After a brief stop, the guys from Chile had booked to go and wash elephants or should it be the elephants washed them. I must say although it was funny to watch I'm glad that Shelley and I hadn't booked this as the elephants we poked and pulled with a metal hook/spike too much for our liking (In fact the two girls from Chile decided not to do it after watching it).



Once we had lunch we were then taken for our last activity of the day which was an elephant back safari.  We were driven to the elephant site and were loaded in fours into what I can only describe as an upside down table on the back of the elephant and headed off into the jungle once again.  Fortunately we were joined by two very young Nepal girls, which meant we had a bit more space.  To say I was a bit nervous was an understatement as I wasn't convince about the bindings of the table to the elephant and with the lurching movement of the elephant I was convinced that we would come crashing down entangled in the table and break both my legs (apparently Shelley was thinking the same thing, but thought I would come crashing down on top of her!).  Shelley was also getting a severe lashing from the various branches and leaves along the pathways as the elephant seemed to favour her side for brushing next to trees!



Just when we though it was going to be another trip without seeing anything, the lead elephant driver decided to go off roading (which meant both of us were now eating foliage) because he has spotted something.  That something turned out to be a Rhino and its calf and we were lucky enough to get about twenty yards from it and watch for sometime as it seemed to be unfazed by the elephants with tourists atop.  We then carried on a went though a river crossing before coming up close and personal with another Rhino, Kingfisher and crocodile combo.  The girls on the back after befriending Shelley were now at this point playing a game of, see if we can sneak leaves onto the tourists heads without them noticing.  We also saw a whole bunch of deer and birdlife, before returning two hours later.



I must say I was please to get off the beast and am now waiting for the bruising to come up on my ribs, legs and arms, but must say in spite of this it was the best part of the trip.  We purchased some banana's and fed our elephant before returning home.

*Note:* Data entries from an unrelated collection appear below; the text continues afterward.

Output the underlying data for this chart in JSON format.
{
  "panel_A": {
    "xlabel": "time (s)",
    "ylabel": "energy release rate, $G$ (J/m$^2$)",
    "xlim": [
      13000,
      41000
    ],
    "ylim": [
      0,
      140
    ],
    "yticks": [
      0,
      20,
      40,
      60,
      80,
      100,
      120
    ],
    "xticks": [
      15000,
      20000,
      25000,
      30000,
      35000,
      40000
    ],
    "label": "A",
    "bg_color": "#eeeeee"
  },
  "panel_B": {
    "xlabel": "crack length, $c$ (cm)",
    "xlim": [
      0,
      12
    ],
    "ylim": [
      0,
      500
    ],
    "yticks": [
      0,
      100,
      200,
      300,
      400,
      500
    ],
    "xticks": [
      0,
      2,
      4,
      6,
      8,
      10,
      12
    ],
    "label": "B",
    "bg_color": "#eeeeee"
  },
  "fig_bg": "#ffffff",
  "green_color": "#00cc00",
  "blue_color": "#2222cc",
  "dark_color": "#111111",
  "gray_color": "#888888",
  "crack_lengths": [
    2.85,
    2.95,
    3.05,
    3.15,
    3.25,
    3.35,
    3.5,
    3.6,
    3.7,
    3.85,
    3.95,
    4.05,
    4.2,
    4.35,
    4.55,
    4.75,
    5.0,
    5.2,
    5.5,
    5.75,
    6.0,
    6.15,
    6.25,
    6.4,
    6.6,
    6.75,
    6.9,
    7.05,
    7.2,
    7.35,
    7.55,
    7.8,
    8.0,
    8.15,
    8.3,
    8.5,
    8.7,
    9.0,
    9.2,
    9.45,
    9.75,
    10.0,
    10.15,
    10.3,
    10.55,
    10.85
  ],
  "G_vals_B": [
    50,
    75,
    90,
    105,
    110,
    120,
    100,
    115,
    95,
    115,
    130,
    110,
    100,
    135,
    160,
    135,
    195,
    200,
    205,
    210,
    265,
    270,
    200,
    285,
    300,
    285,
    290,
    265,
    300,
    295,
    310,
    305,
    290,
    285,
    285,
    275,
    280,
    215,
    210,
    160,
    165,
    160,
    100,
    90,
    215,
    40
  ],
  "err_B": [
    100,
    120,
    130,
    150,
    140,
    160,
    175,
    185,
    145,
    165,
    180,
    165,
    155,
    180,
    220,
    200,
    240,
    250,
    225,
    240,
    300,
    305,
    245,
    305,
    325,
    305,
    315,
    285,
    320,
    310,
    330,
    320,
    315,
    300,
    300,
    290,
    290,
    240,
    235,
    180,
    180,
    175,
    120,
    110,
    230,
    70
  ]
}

We had our final evening meal before battling with the electricity/internet to book that dammed flight to India (still no luck), before getting some detailed travel information from the guys from Chile for when we visit their country, hopefully around September as they have their independence day celebrations from 18th.  We also had the offer to stay at their home with them acting as guide,  some really helpful information - thanks guys!

Tomorrow another long coach journey to Pokhara to start our mountain trekking adventure!